Kafka on art : Josephine the Singer

I'd never read Franz Kafka's "Josephine the Singer, or the Mouse Folk," the last story in the Modern Library "Selected Stories," and was moved by it reading it yesterday in a totally incongruous beach setting - an apt summation of the great stories in this collection - and possibly K's most direct presentation of the role of the artist in society. The title character sings for her people particularly in times of distress, and when she sings the word gets around and they gather around her - even though, as the narrator notes, they're pretty sure she's not really that great of a singer - and in fact they gather around to hear her out of a sense of loyalty of civic responsibility, sometimes she starts to sing and they crowd has to be herded together by officials of some sort; at times, she goes on a protest strike, once eliminating the grace notes from her songs, but nobody could tell the difference.

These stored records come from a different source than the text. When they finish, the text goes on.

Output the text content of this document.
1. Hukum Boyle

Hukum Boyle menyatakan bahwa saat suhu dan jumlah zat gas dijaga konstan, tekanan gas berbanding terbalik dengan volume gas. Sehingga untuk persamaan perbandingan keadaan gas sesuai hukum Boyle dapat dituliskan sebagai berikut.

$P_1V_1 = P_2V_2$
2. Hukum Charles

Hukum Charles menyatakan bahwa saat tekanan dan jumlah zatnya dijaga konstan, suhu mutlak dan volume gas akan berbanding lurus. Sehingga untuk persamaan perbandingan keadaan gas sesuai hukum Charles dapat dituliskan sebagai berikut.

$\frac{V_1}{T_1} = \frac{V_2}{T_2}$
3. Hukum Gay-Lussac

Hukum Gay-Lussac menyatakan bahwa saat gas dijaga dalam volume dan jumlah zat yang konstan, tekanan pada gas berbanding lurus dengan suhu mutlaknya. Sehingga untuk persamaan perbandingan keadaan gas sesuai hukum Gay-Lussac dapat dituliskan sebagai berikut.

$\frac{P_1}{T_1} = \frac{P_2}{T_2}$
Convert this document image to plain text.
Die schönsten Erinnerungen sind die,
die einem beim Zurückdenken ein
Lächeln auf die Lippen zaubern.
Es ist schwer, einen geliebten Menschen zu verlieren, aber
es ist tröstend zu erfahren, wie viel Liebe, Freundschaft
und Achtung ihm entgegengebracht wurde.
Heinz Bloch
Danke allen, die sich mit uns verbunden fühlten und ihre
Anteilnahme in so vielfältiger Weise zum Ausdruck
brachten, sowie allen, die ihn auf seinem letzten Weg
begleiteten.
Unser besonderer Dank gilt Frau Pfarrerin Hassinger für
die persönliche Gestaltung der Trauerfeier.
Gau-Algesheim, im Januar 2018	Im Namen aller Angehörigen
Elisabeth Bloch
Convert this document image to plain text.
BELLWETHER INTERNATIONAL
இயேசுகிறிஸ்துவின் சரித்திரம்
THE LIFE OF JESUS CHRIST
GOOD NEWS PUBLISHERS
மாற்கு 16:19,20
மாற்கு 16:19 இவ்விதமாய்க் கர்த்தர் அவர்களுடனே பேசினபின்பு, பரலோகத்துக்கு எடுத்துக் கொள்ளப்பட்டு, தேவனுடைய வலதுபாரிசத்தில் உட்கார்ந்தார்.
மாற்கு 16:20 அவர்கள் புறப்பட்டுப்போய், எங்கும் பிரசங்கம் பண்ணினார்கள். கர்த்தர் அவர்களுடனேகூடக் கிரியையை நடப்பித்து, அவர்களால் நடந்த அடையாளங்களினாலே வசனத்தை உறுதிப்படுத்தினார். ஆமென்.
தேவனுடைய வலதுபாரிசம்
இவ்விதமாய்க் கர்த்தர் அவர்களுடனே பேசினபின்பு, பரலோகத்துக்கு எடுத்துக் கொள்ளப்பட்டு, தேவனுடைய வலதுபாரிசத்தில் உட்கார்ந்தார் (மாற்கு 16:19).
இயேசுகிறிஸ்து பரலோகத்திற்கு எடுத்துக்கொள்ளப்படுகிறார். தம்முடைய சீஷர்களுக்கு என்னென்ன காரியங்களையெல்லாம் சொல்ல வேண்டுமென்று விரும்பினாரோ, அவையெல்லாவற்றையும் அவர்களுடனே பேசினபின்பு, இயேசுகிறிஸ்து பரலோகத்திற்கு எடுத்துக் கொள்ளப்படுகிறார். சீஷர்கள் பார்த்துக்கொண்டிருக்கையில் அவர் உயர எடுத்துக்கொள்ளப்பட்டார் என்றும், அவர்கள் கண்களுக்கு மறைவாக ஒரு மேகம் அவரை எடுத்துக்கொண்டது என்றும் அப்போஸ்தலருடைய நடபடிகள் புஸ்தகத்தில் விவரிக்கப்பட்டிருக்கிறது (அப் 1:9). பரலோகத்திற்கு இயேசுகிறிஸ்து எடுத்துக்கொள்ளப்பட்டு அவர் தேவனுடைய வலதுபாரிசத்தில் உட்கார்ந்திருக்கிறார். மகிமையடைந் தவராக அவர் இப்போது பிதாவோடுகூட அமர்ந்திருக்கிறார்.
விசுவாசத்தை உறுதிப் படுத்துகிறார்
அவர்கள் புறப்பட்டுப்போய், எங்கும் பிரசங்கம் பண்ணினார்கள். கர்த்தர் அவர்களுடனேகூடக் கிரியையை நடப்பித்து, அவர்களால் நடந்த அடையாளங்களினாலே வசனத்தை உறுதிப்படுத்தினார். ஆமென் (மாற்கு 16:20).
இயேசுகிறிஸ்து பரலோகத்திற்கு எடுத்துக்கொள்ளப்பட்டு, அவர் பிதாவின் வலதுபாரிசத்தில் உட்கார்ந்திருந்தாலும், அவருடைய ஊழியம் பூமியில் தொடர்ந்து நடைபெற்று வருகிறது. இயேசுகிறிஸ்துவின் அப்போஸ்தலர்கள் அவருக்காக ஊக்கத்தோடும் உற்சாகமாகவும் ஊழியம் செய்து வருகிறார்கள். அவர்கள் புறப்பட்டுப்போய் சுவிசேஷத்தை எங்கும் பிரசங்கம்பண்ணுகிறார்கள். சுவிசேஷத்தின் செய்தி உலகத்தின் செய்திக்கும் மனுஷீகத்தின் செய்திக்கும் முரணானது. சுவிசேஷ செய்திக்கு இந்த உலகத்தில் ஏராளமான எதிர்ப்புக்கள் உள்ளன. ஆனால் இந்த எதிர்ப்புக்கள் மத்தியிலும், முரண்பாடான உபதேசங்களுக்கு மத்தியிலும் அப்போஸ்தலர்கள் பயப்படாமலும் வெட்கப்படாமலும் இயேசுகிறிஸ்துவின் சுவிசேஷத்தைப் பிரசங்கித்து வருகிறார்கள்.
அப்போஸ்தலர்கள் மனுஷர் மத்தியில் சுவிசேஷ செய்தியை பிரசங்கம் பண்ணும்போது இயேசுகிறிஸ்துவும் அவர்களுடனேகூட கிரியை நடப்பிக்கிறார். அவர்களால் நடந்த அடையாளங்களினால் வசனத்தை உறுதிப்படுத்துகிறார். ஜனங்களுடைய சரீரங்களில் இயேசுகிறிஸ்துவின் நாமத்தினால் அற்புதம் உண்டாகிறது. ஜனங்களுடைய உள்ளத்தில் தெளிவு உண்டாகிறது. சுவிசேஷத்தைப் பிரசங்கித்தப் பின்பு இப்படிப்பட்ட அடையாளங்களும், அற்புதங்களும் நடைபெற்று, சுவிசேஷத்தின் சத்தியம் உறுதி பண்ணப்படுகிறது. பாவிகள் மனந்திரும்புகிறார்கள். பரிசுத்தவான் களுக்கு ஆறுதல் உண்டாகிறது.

Then she asks to be relieved of the responsibility of working, because she's an artist - this does not stand her in good stead. As with so much of Kafka, the meaning or significance is right before us but elusive: are great artists unappreciated? or are there a lot of phony artists beloved by the masses because their work is so ordinary and palliative? Reading the brief Philip Rahv intro to this edition, or in fact any work on Kafka, will tell you that he was oppressed by his tedious employment and wrote in what extra time he could find, sometimes in frantic all-night bouts of composition: of course he would sympathize with an artist who wants to be free of the responsibilities of work: but of course that's not really the point - for Kafka and for other great artists their artistry is a completely consuming form of work, a burden far greater and a responsibility far more profound than any conventional employment. All of these ambiguities course through this story, one of his best. (Funny that Rahv's 1952 introduction suggests it's too soon, at that time, to evaluate Kafka's work - even in the 1950s, readers were still just beginning to understand his profound influence and significance.)